Taking a page from Bond movie intros featuring curvaceous silhouettes, Charles Cohen removes the participants from pornography, leaving surgically altered and contorted cutouts of blank white in the cheesy sets. The kitchens, bedrooms, car-wash parking lots and lawn furniture take on increased visual importance, partially freed from their role as backdrops for improbable and ambitious sexual coupling. The formal effect of the abstracted forms is compelling, but mostly viewers are trying to mentally reconstruct the details. Pushing the voyeuristic aspect of the work even further, Cohen also presents live-action digital videos with his obscured figures -- the audio of their sighs and the sounds of creaking bedsprings left intact. One viewer, engrossed in the de-peopled video, looked guilty and startled when another patron walked into the gallery -- and doubtless he wasn't the only one.
But Cohen doesn't know when to stop. Not content with photographic and video manifestations of the project, he transformed an image of two butt-to-butt women into a life-size white plastic sculpture. Without the visual context of background, the sculpture moves into the zone of the chrome girls on trucker mud flaps, without the kitsch value.
Oliver Wasow's videos are digitally pieced together from photos and animation to create unnatural landscapes with real components. In one scene, clouds are still in the fixed background image but a billboard presents a swiftly changing video of clouds gathering and dissipating in a chimerical sky. In another video, a billboard placed in a grassy field displays an endless explosion, the sound melding with the noises of insects at night. Technology affords artists virtually the same capabilities as film directors with huge budgets. Think of what the surrealists would have done with this fascinating and disturbing ability to take actual and constructed elements and meld them into a convincing but impossible photographic image.

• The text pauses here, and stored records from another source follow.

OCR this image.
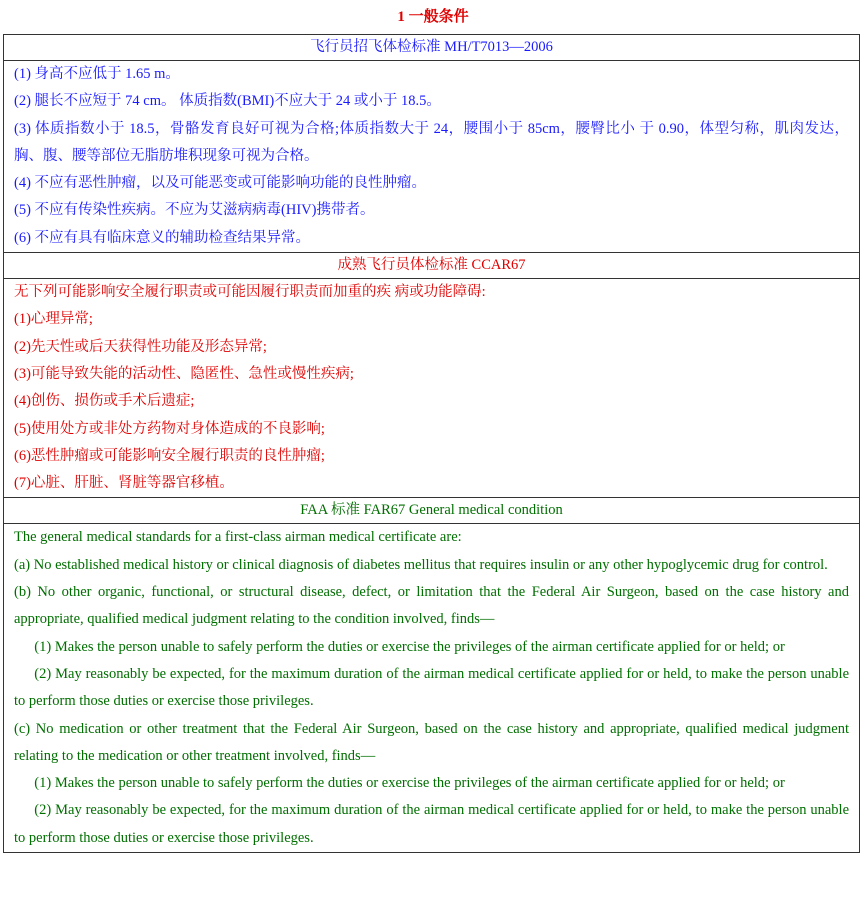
1 一般条件
飞行员招飞体检标准 MH/T7013—2006

(1) 身高不应低于 1.65 m。

(2) 腿长不应短于 74 cm。 体质指数(BMI)不应大于 24 或小于 18.5。

(3) 体质指数小于 18.5，骨骼发育良好可视为合格;体质指数大于 24，腰围小于 85cm，腰臀比小 于 0.90，体型匀称，肌肉发达，胸、腹、腰等部位无脂肪堆积现象可视为合格。

(4) 不应有恶性肿瘤，以及可能恶变或可能影响功能的良性肿瘤。

(5) 不应有传染性疾病。不应为艾滋病病毒(HIV)携带者。

(6) 不应有具有临床意义的辅助检查结果异常。

成熟飞行员体检标准 CCAR67

无下列可能影响安全履行职责或可能因履行职责而加重的疾 病或功能障碍:

(1)心理异常;

(2)先天性或后天获得性功能及形态异常;

(3)可能导致失能的活动性、隐匿性、急性或慢性疾病;

(4)创伤、损伤或手术后遗症;

(5)使用处方或非处方药物对身体造成的不良影响;

(6)恶性肿瘤或可能影响安全履行职责的良性肿瘤;

(7)心脏、肝脏、肾脏等器官移植。

FAA 标准 FAR67 General medical condition

The general medical standards for a first-class airman medical certificate are:

(a) No established medical history or clinical diagnosis of diabetes mellitus that requires insulin or any other hypoglycemic drug for control.

(b) No other organic, functional, or structural disease, defect, or limitation that the Federal Air Surgeon, based on the case history and appropriate, qualified medical judgment relating to the condition involved, finds—

(1) Makes the person unable to safely perform the duties or exercise the privileges of the airman certificate applied for or held; or

(2) May reasonably be expected, for the maximum duration of the airman medical certificate applied for or held, to make the person unable to perform those duties or exercise those privileges.

(c) No medication or other treatment that the Federal Air Surgeon, based on the case history and appropriate, qualified medical judgment relating to the medication or other treatment involved, finds—

(1) Makes the person unable to safely perform the duties or exercise the privileges of the airman certificate applied for or held; or

(2) May reasonably be expected, for the maximum duration of the airman medical certificate applied for or held, to make the person unable to perform those duties or exercise those privileges.
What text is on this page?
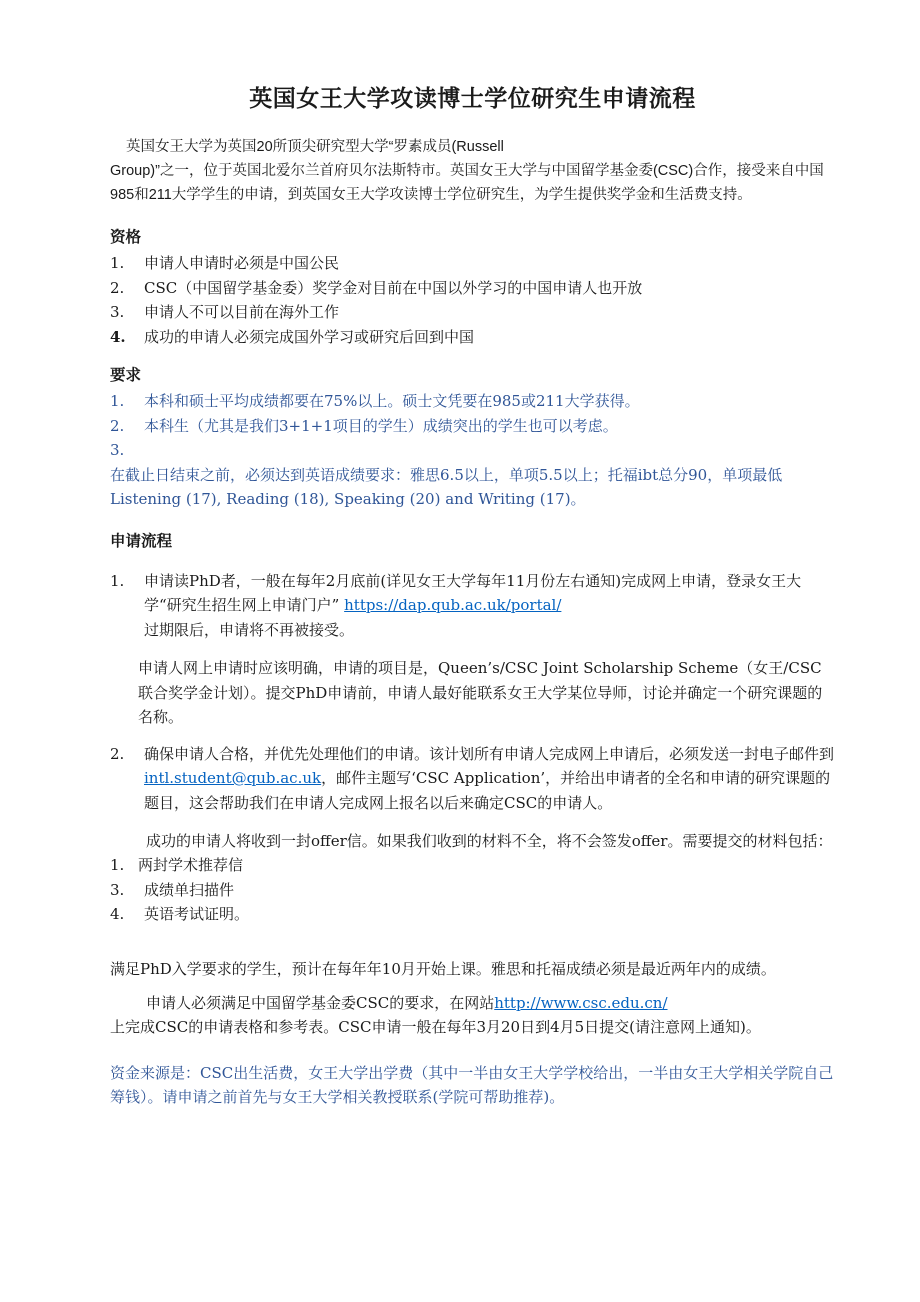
英国女王大学攻读博士学位研究生申请流程

英国女王大学为英国20所顶尖研究型大学“罗素成员(Russell

Group)”之一，位于英国北爱尔兰首府贝尔法斯特市。英国女王大学与中国留学基金委(CSC)合作，接受来自中国985和211大学学生的申请，到英国女王大学攻读博士学位研究生，为学生提供奖学金和生活费支持。

资格
1.	申请人申请时必须是中国公民
2.	CSC（中国留学基金委）奖学金对目前在中国以外学习的中国申请人也开放
3.	申请人不可以目前在海外工作
4.	成功的申请人必须完成国外学习或研究后回到中国
要求
1.	本科和硕士平均成绩都要在75%以上。硕士文凭要在985或211大学获得。
2.	本科生（尤其是我们3+1+1项目的学生）成绩突出的学生也可以考虑。
3.

在截止日结束之前，必须达到英语成绩要求：雅思6.5以上，单项5.5以上；托福ibt总分90，单项最低Listening (17), Reading (18), Speaking (20) and Writing (17)。

申请流程
1.	申请读PhD者，一般在每年2月底前(详见女王大学每年11月份左右通知)完成网上申请，登录女王大学“研究生招生网上申请门户” https://dap.qub.ac.uk/portal/
过期限后，申请将不再被接受。

申请人网上申请时应该明确，申请的项目是，Queen’s/CSC Joint Scholarship Scheme（女王/CSC联合奖学金计划）。提交PhD申请前，申请人最好能联系女王大学某位导师，讨论并确定一个研究课题的名称。

2.	确保申请人合格，并优先处理他们的申请。该计划所有申请人完成网上申请后，必须发送一封电子邮件到intl.student@qub.ac.uk，邮件主题写‘CSC Application’，并给出申请者的全名和申请的研究课题的题目，这会帮助我们在申请人完成网上报名以后来确定CSC的申请人。

成功的申请人将收到一封offer信。如果我们收到的材料不全，将不会签发offer。需要提交的材料包括：

1. 两封学术推荐信
3.	成绩单扫描件
4.	英语考试证明。

满足PhD入学要求的学生，预计在每年年10月开始上课。雅思和托福成绩必须是最近两年内的成绩。

申请人必须满足中国留学基金委CSC的要求，在网站http://www.csc.edu.cn/

上完成CSC的申请表格和参考表。CSC申请一般在每年3月20日到4月5日提交(请注意网上通知)。

资金来源是：CSC出生活费，女王大学出学费（其中一半由女王大学学校给出，一半由女王大学相关学院自己筹钱）。请申请之前首先与女王大学相关教授联系(学院可帮助推荐)。
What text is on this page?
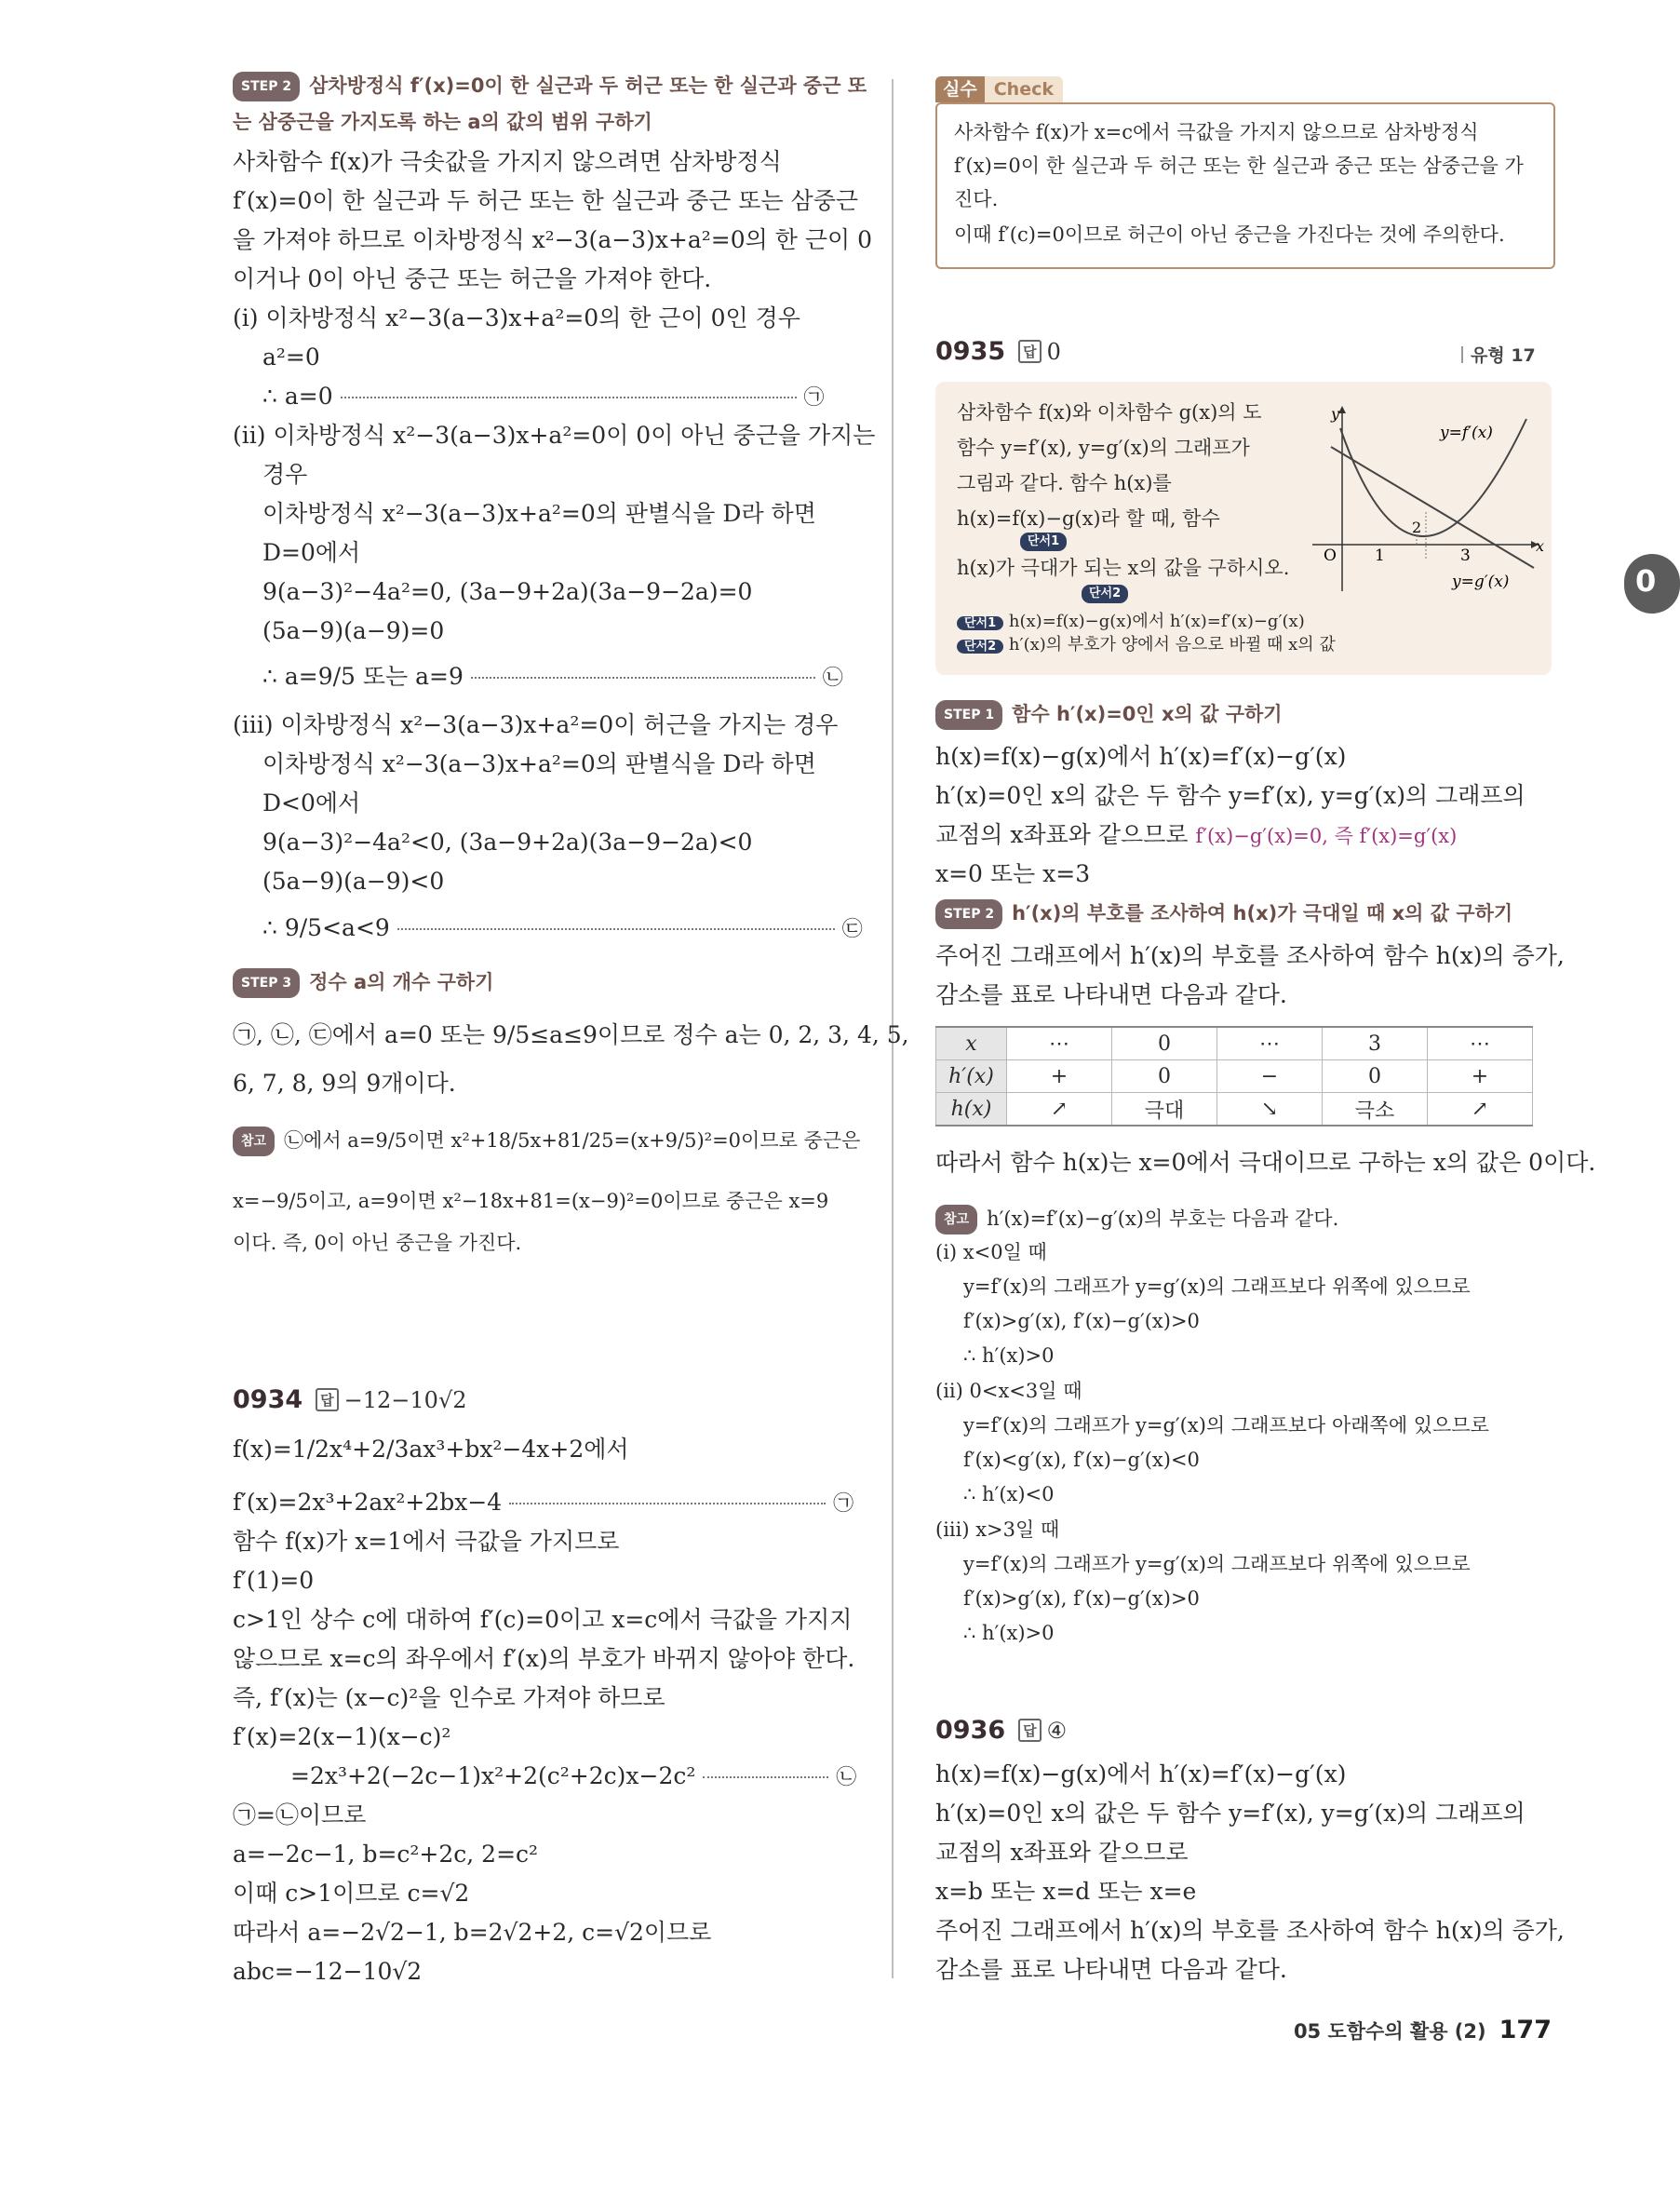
STEP 2 삼차방정식 f′(x)=0이 한 실근과 두 허근 또는 한 실근과 중근 또
는 삼중근을 가지도록 하는 a의 값의 범위 구하기
사차함수 f(x)가 극솟값을 가지지 않으려면 삼차방정식
f′(x)=0이 한 실근과 두 허근 또는 한 실근과 중근 또는 삼중근
을 가져야 하므로 이차방정식 x²−3(a−3)x+a²=0의 한 근이 0
이거나 0이 아닌 중근 또는 허근을 가져야 한다.
(i) 이차방정식 x²−3(a−3)x+a²=0의 한 근이 0인 경우
a²=0
∴ a=0	㉠
(ii) 이차방정식 x²−3(a−3)x+a²=0이 0이 아닌 중근을 가지는
경우
이차방정식 x²−3(a−3)x+a²=0의 판별식을 D라 하면
D=0에서
9(a−3)²−4a²=0, (3a−9+2a)(3a−9−2a)=0
(5a−9)(a−9)=0
∴ a=9/5 또는 a=9	㉡
(iii) 이차방정식 x²−3(a−3)x+a²=0이 허근을 가지는 경우
이차방정식 x²−3(a−3)x+a²=0의 판별식을 D라 하면
D<0에서
9(a−3)²−4a²<0, (3a−9+2a)(3a−9−2a)<0
(5a−9)(a−9)<0
∴ 9/5<a<9	㉢
STEP 3 정수 a의 개수 구하기
㉠, ㉡, ㉢에서 a=0 또는 9/5≤a≤9이므로 정수 a는 0, 2, 3, 4, 5,
6, 7, 8, 9의 9개이다.
참고 ㉡에서 a=9/5이면 x²+18/5x+81/25=(x+9/5)²=0이므로 중근은
x=−9/5이고, a=9이면 x²−18x+81=(x−9)²=0이므로 중근은 x=9
이다. 즉, 0이 아닌 중근을 가진다.
0934 답 −12−10√2
f(x)=1/2x⁴+2/3ax³+bx²−4x+2에서
f′(x)=2x³+2ax²+2bx−4	㉠
함수 f(x)가 x=1에서 극값을 가지므로
f′(1)=0
c>1인 상수 c에 대하여 f′(c)=0이고 x=c에서 극값을 가지지
않으므로 x=c의 좌우에서 f′(x)의 부호가 바뀌지 않아야 한다.
즉, f′(x)는 (x−c)²을 인수로 가져야 하므로
f′(x)=2(x−1)(x−c)²
=2x³+2(−2c−1)x²+2(c²+2c)x−2c²	㉡
㉠=㉡이므로
a=−2c−1, b=c²+2c, 2=c²
이때 c>1이므로 c=√2
따라서 a=−2√2−1, b=2√2+2, c=√2이므로
abc=−12−10√2
실수 Check
사차함수 f(x)가 x=c에서 극값을 가지지 않으므로 삼차방정식
f′(x)=0이 한 실근과 두 허근 또는 한 실근과 중근 또는 삼중근을 가
진다.
이때 f′(c)=0이므로 허근이 아닌 중근을 가진다는 것에 주의한다.
0935 답 0	유형 17
삼차함수 f(x)와 이차함수 g(x)의 도
함수 y=f′(x), y=g′(x)의 그래프가
그림과 같다. 함수 h(x)를
h(x)=f(x)−g(x)라 할 때, 함수
단서1
h(x)가 극대가 되는 x의 값을 구하시오.
단서2
단서1 h(x)=f(x)−g(x)에서 h′(x)=f′(x)−g′(x)
단서2 h′(x)의 부호가 양에서 음으로 바뀔 때 x의 값
y
x
O 1
2
3
y=f′(x)
y=g′(x)
STEP 1 함수 h′(x)=0인 x의 값 구하기
h(x)=f(x)−g(x)에서 h′(x)=f′(x)−g′(x)
h′(x)=0인 x의 값은 두 함수 y=f′(x), y=g′(x)의 그래프의
교점의 x좌표와 같으므로 f′(x)−g′(x)=0, 즉 f′(x)=g′(x)
x=0 또는 x=3
STEP 2 h′(x)의 부호를 조사하여 h(x)가 극대일 때 x의 값 구하기
주어진 그래프에서 h′(x)의 부호를 조사하여 함수 h(x)의 증가,
감소를 표로 나타내면 다음과 같다.
x	⋯	0	⋯	3	⋯
h′(x)	+	0	−	0	+
h(x)	↗	극대	↘	극소	↗
따라서 함수 h(x)는 x=0에서 극대이므로 구하는 x의 값은 0이다.
참고 h′(x)=f′(x)−g′(x)의 부호는 다음과 같다.
(i) x<0일 때
y=f′(x)의 그래프가 y=g′(x)의 그래프보다 위쪽에 있으므로
f′(x)>g′(x), f′(x)−g′(x)>0
∴ h′(x)>0
(ii) 0<x<3일 때
y=f′(x)의 그래프가 y=g′(x)의 그래프보다 아래쪽에 있으므로
f′(x)<g′(x), f′(x)−g′(x)<0
∴ h′(x)<0
(iii) x>3일 때
y=f′(x)의 그래프가 y=g′(x)의 그래프보다 위쪽에 있으므로
f′(x)>g′(x), f′(x)−g′(x)>0
∴ h′(x)>0
0936 답 ④
h(x)=f(x)−g(x)에서 h′(x)=f′(x)−g′(x)
h′(x)=0인 x의 값은 두 함수 y=f′(x), y=g′(x)의 그래프의
교점의 x좌표와 같으므로
x=b 또는 x=d 또는 x=e
주어진 그래프에서 h′(x)의 부호를 조사하여 함수 h(x)의 증가,
감소를 표로 나타내면 다음과 같다.
05 도함수의 활용 (2) 177
0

Claude Closky's installation is absurdity incarnate. An entire room has been built to house a wall-size projection of Closky's Web site. A mouse on a crisp white table allows you to click on the "+1" box in the middle of a plain blue screen with a five-digit number at the bottom. Click and 77,732 increases by one to 77,733. Click spastically and suddenly you're at 77,758. Why the hell are you doing this? Now you know how lab rats feel.
There is a glut of good work up in Houston right now. Let's see, I've got 106 venues left I'd better join AAA.